そして何故十字弓かと言うと、威力のある弓にするには張力を大きくすれば良いが、強力な弓で矢を番えた状態で維持するのは困難である。その点十字弓なら力を加える時は一瞬で、後は狙って引き金を引くだけである。引く射るの動作を分離したのが十字弓である。
但し、一般的な十字弓は特別な機構で弓を引くが、これでは矢を番えるのに時間が掛かる欠点が生まれる。

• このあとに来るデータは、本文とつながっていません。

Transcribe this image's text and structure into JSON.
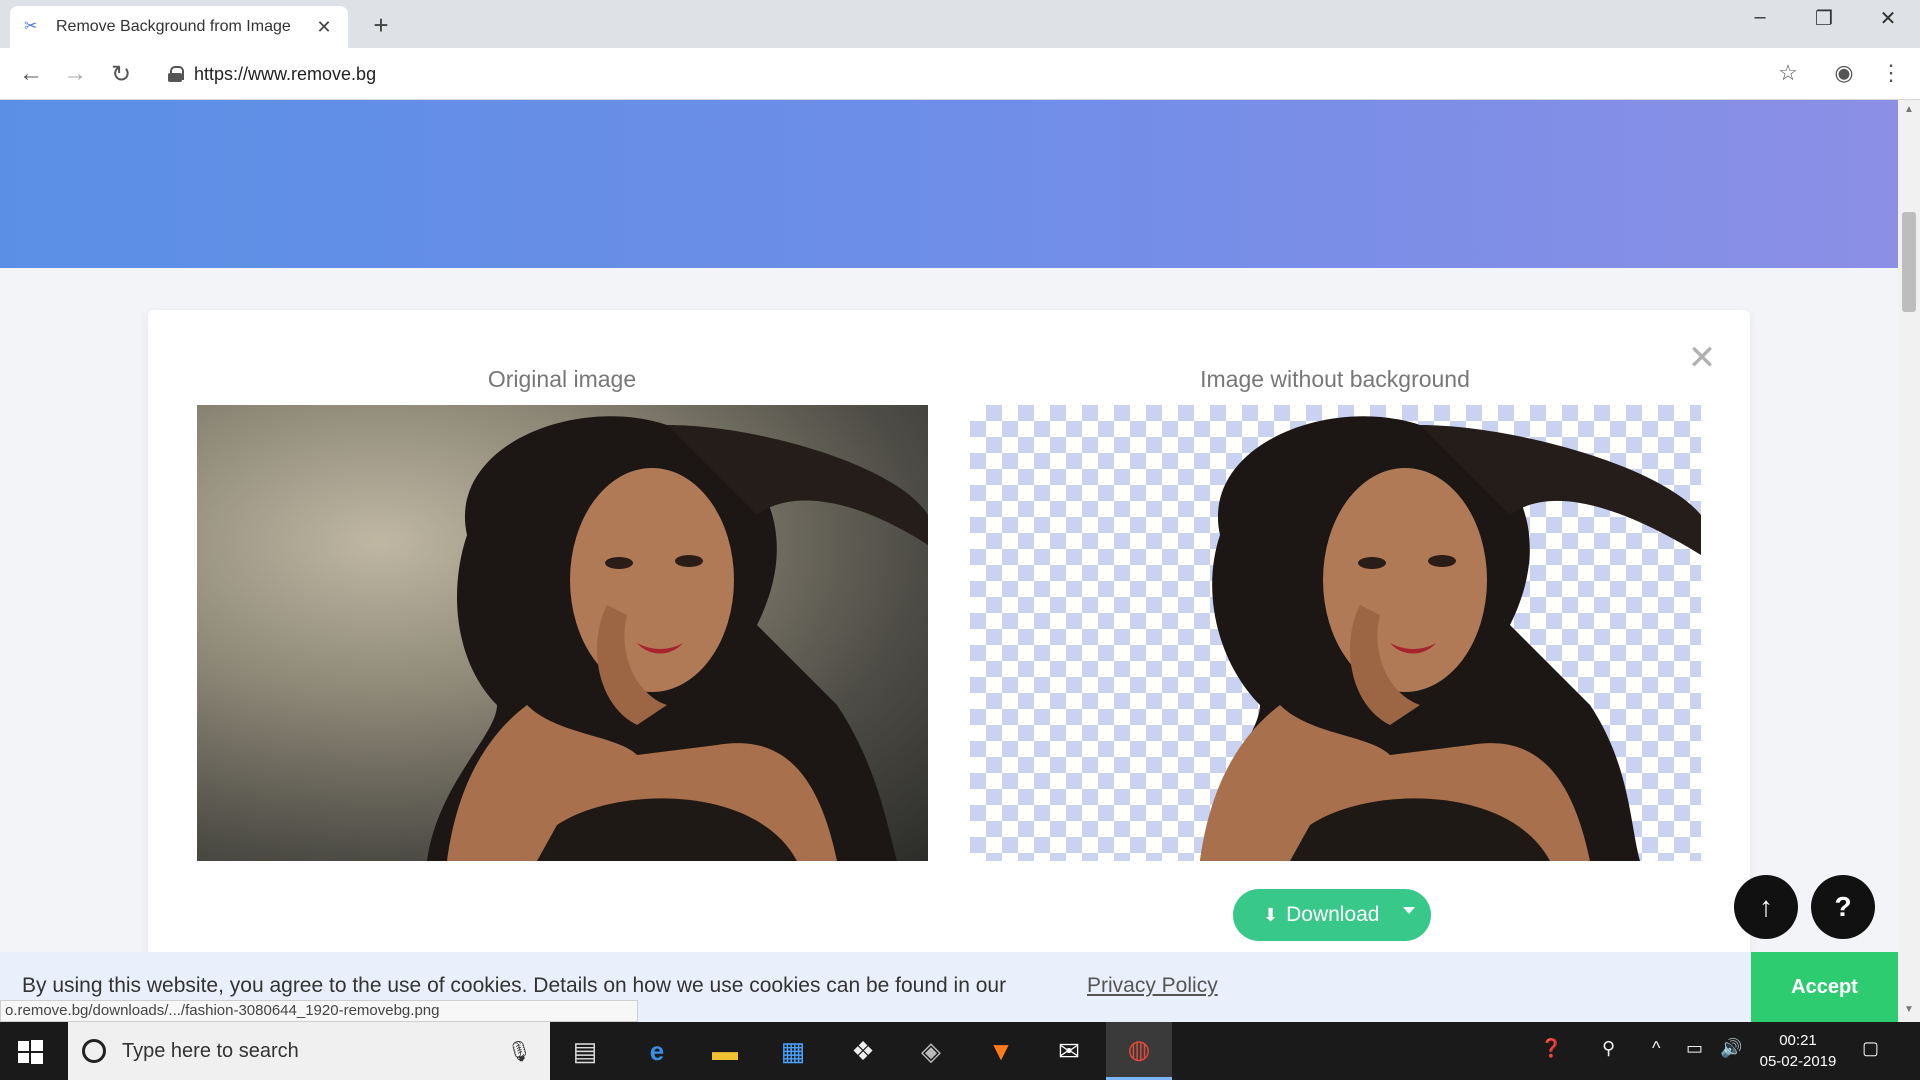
{
  "browser": {
    "tab_title": "Remove Background from Image",
    "url": "https://www.remove.bg",
    "status_url": "o.remove.bg/downloads/.../fashion-3080644_1920-removebg.png"
  },
  "result": {
    "original_label": "Original image",
    "no_bg_label": "Image without background",
    "download_label": "Download"
  },
  "floating": {
    "up_icon": "↑",
    "help_icon": "?"
  },
  "cookie": {
    "text": "By using this website, you agree to the use of cookies. Details on how we use cookies can be found in our",
    "link": "Privacy Policy",
    "accept": "Accept"
  },
  "taskbar": {
    "search_placeholder": "Type here to search",
    "time": "00:21",
    "date": "05-02-2019"
  },
  "colors": {
    "hero": "#6e8ee8",
    "download": "#38c98a",
    "accept": "#2ecc71"
  }
}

それを鑑み、この度作ろうとする十字弓は引くのは腕の力で弦をカッチとなるまでまで引くと安全装置が掛かり、矢を保持する処に矢をパッチと嵌めると、後は何時でも射れる状態になる構造とする。さらに安全装置を二重にすれば、矢を番えた状態で持ち運べることも長期間置いておくことも可能な筈である。
勿論その状態で居間にでも置いておけば、また熊が出たときは女子供でも対処出来るだろう。

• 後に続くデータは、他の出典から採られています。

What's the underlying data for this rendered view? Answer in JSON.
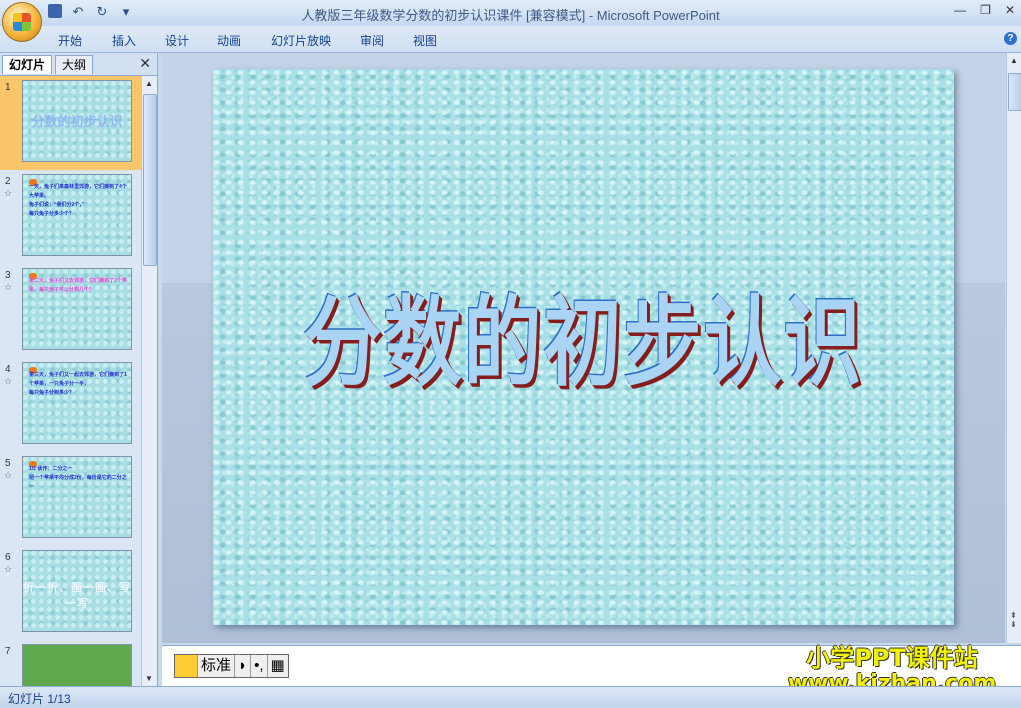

そしてオノサスの鍛冶の仕事が終わるの待って、鉄を熱しては叩いて薄く伸ばし始めた。オノサスは案の定興味深そうに見ていたが堪らず聞いてきた。
「何を作るんだ」、「弓です。十字弓です」とそこまで言って、後はめんどくさいので、簡単な絵を描いて示したところ、オノサスは一瞬で理解した。

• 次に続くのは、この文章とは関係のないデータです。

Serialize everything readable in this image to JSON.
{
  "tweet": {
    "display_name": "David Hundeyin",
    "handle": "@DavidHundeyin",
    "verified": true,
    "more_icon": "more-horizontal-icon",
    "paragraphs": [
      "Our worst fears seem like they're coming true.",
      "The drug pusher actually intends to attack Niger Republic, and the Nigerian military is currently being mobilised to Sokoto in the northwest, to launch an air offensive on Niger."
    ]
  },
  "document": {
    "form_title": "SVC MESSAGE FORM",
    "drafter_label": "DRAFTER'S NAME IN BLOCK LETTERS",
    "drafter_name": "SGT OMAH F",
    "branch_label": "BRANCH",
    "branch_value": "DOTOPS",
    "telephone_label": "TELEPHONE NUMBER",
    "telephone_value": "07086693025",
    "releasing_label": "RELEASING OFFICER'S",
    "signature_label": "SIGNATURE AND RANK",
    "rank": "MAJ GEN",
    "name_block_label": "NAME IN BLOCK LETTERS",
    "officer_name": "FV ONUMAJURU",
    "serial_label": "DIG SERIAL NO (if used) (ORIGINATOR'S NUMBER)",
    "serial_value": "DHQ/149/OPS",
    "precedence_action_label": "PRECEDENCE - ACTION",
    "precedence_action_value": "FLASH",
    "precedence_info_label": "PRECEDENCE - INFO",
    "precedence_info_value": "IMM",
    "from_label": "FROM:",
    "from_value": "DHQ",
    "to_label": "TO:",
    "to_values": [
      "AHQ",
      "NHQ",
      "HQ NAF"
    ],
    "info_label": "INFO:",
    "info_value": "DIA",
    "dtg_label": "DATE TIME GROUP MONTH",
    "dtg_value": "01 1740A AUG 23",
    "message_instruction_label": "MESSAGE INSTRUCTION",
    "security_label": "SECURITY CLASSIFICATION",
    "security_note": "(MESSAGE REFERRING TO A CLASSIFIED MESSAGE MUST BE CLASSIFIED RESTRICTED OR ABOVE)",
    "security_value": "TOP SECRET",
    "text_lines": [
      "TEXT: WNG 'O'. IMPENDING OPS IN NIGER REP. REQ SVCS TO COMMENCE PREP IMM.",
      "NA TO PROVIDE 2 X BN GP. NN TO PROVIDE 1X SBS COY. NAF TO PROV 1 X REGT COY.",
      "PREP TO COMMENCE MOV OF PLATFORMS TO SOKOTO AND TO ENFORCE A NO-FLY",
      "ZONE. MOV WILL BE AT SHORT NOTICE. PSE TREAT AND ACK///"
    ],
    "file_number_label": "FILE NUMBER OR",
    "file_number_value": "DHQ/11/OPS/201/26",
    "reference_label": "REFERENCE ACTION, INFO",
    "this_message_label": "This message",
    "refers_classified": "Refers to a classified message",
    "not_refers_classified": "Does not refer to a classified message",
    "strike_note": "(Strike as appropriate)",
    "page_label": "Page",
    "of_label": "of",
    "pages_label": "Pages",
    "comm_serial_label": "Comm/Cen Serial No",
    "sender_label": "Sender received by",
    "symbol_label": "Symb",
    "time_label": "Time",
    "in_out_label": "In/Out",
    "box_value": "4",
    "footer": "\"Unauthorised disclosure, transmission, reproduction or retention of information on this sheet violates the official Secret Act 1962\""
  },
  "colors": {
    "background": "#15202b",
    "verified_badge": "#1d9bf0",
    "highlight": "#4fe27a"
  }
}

オノサスは日本刀作りを一次中断して、俺とオノサスによる十字弓作りが始まった。試行錯誤のため2周間程掛かったが、満足の行く十字弓が完成した。といっても材質が鉄であるので結構重い。でも旧日本軍の騎兵用の四四式騎銃も4kg程あるので問題無いだろう
結果は強力な弓なのに命中率は高く取扱は安全で簡単。騎射も楽々行え、矢を番えたまま十字弓に取り付けたベルトを肩に引っ掛けて、馬で移動することも可能である。
俺とオノサスが十字弓の試験を色々行っていると、当然マヤナカ一家が興味を示して来た。そしてマヤナカ、リホホ、コヤナカも一通り十字弓の試射を行うと、マヤナカは言った。
「これを俺達にも作らせてくれ。これは絶対売れるが、他の鍛冶屋に見せたら真似されてしまう。なのである程度数が出来るまで他の誰かに見せないで欲しい」
オノサスは「うん構わないよ。図面も貸して上げるから、まず作る練習としてノヤカ用の十字弓を作って欲しい」、「わかりました」と、マヤナカ一家は大太刀に加え十字弓を作る事に、オノサスは日本刀作りの挑戦に戻った。俺はオノサスとノヤカの手伝いである。
マヤナカ一家の大太刀作りと十字弓作りは順調に、オノサスの日本刀作りもオノサスは満足していないがある程度出来上がった。